Куда это подевалась Мод?
– Воздух тут замечательный, – продолжал Роланд. – Всё вокруг так хорошо просматривается.
– Потому-то я сюда и взбираюсь. Ко мне приставлена собака, но она вечно убегает. А мужу всё бы по лесу рыскать. И куда же вы направляетесь?
– Сам не знаю. Это надо спросить у моей знакомой. Я пройдусь немного с вами?
– Мне что-то не по себе. Р-руки трясутся. Будьте добры, проводите меня туда, вниз… в долину… Муж…
– Да-да, разумеется.
Подошла Мод. Плащ и сапоги её, казалось, сверкали чистотой.
– Вытащили мы кресло, – сообщил ей Роланд. – Камень мешался. Я хочу проводить эту леди вниз… Там её муж… Она перенервничала…
– Конечно, – сказал Мод.
Втроём они двинулись вниз. Роланд катил кресло перед собой. В гуще деревьев, обступивших холм, снова забелели крепостные стены, донжон – теперь у Роланда было время разглядеть их получше.

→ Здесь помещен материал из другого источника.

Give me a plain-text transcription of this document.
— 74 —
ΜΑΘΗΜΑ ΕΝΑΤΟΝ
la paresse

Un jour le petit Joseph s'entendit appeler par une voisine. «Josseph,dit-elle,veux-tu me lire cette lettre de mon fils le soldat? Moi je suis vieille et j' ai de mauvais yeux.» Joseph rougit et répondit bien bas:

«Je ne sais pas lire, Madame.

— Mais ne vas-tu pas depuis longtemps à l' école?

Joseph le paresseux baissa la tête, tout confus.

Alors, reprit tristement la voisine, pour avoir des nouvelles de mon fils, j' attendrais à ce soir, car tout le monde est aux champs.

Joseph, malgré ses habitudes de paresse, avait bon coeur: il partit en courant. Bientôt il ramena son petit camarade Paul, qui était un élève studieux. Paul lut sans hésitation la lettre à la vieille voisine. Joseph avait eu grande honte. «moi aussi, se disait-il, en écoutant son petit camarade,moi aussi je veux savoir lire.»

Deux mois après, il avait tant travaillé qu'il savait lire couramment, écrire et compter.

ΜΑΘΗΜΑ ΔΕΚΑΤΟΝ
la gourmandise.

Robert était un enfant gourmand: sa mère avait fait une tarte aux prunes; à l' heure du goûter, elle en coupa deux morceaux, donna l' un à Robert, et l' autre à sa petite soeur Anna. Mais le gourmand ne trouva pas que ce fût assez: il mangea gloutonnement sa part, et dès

– Сил-Корт, – сказал он Мод.
– Да.
– Романтическое местечко, – заметил Роланд.
– Тёмное и сырое, – отозвалась женщина в кресле.
– Строительство, наверно, обошлось недёшево, – предположила Мод.
– Содержание тоже обходится недёшево, – сказала женщина в кресле. Сложенные на коленях руки в перчатках ещё подрагивали, но голос звучал увереннее.
– Я думаю, – подхватил Роланд.
– Старинными домами интересуетесь?
– Не то чтобы очень, – сказал Роланд. – Но этот мы бы с удовольствием осмотрели.
– Почему?
Сапог Мод пнул Роланда в щиколотку. Роланд чуть не вскрикнул от боли.
Из леса выбежал перепачканный с ног до головы лабрадор.
– А, Мач, вот ты где, – окликнула его женщина. – Негодная ты псина, негодная. Где хозяин-то? Барсуков высматривает?
Пёс улёгся русым брюхом в грязь и завилял хвостом.
– Как вас зовут? – спросила женщина в кресле. Мод поспешно ответила:
– Это доктор Митчелл. Из Лондонского университета. А я преподаю в Линкольнском университете. Моя фамилия Бейли. Мод Бейли.
– Я тоже Бейли. Джоан Бейли. Живу в Сил-Корте. Мы с вами, случайно, не родственницы?
– Я из норфолкских Бейли. Наши предки действительно состояли в родстве. Отдалённом. Отношения у наших семей были натянутые…
Ответы Мод звучали холодно, сдержанно.
– Как интересно. А вот и Джордж. Джордж, голубчик, у меня целое приключение, меня спас рыцарь. Я застряла на Орлиной вершине: камень угодил под колесо, и ни туда ни сюда, разве что под откос. Обидно, хоть плачь. А тут мистер Митчелл и эта девушка. Её фамилия Бейли.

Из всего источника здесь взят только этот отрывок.